Menteri Dalam Negeri Tito Karnavian menyerahkan langsung penghargaan tersebut kepada Gubernur Kalimantan Barat Ria Norsan di Balikpapan, Selasa (5/5/2026). Tito menjelaskan bahwa penghargaan ini merupakan bagian dari instrumen pusat untuk mengontrol serta mengapresiasi daerah yang mampu menjalankan program strategis nasional.
Berdasarkan data yang dipaparkan dalam acara tersebut, angka inflasi di Kalimantan Barat pada tahun 2025 tercatat sebesar 1,85%. Meski memasuki awal 2026 terjadi kenaikan di kisaran 3,0% hingga 3,3% akibat siklus musiman hari besar keagamaan, angka tersebut dinilai masih terkendali melalui berbagai intervensi pasar.

Ria Norsan menyebutkan beberapa langkah yang dilakukan untuk menjaga stabilitas harga meliputi Gerakan Pangan Murah (GPM) di kabupaten/kota, operasi pasar, percepatan distribusi beras SPHP, serta pemantauan harga secara berkala di pasar rakyat.
“Pengendalian inflasi ini menjadi pondasi utama dalam menjaga stabilitas daya beli masyarakat, yang berdampak pada penurunan angka kemiskinan,” ujar Ria Norsan.
Tercatat, pertumbuhan ekonomi Kalimantan Barat meningkat dari 5,00% pada 2024 menjadi 5,59% pada 2025. Peningkatan ini diikuti dengan lonjakan indikator ekonomi digital, seperti penggunaan QRIS yang naik 76% dan transaksi e-commerce tumbuh 33,82%.
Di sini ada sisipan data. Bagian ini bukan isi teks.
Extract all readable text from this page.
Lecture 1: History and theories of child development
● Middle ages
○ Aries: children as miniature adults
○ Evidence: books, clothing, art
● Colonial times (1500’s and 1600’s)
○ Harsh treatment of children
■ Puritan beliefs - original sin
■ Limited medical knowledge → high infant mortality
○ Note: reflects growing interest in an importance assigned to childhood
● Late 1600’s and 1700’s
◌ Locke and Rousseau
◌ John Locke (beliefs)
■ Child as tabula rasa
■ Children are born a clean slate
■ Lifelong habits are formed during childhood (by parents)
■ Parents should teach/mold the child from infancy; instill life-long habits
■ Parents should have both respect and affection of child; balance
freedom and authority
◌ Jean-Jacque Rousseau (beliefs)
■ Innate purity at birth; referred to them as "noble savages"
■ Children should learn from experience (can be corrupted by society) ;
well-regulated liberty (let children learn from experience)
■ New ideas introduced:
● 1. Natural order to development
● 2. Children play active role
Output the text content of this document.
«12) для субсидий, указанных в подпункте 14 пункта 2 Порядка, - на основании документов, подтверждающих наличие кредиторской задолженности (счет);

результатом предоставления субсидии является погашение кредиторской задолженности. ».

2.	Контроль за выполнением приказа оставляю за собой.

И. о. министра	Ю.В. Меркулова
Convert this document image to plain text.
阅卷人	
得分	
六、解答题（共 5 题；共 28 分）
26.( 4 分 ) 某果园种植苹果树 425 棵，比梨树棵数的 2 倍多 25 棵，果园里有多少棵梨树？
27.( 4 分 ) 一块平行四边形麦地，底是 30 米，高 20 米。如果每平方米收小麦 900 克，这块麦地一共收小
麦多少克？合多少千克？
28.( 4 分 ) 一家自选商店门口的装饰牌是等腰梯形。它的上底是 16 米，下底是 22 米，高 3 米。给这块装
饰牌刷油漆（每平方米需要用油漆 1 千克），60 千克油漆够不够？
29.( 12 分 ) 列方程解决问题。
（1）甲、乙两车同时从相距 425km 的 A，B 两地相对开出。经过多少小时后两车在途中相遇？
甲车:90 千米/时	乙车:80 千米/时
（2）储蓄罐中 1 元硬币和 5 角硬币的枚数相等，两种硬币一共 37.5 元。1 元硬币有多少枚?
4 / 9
Di sisi lain, sektor sosial menunjukkan penurunan angka kemiskinan dari 6,25% di tahun 2024 menjadi 6,16% pada 2025. Meski demikian, sektor ketenagakerjaan masih menjadi catatan strategis mengingat angka pengangguran masih stagnan di kisaran 4,23% pada 2025.
Selain pengendalian harga, Pemprov Kalbar juga dinilai berhasil mengimplementasikan konsep entrepreneur government. Konsep ini mendorong pemerintah mencari sumber pembiayaan inovatif non-APBD melalui kolaborasi dengan sektor swasta dan perbankan untuk menggerakkan roda ekonomi daerah.
Melalui pencapaian ini, pemerintah daerah di tingkat kabupaten/kota di Kalbar didorong untuk terus melahirkan inovasi serupa, khususnya dalam tiga sektor utama: pengendalian inflasi, penurunan kemiskinan dan stunting, serta tata kelola keuangan yang efektif.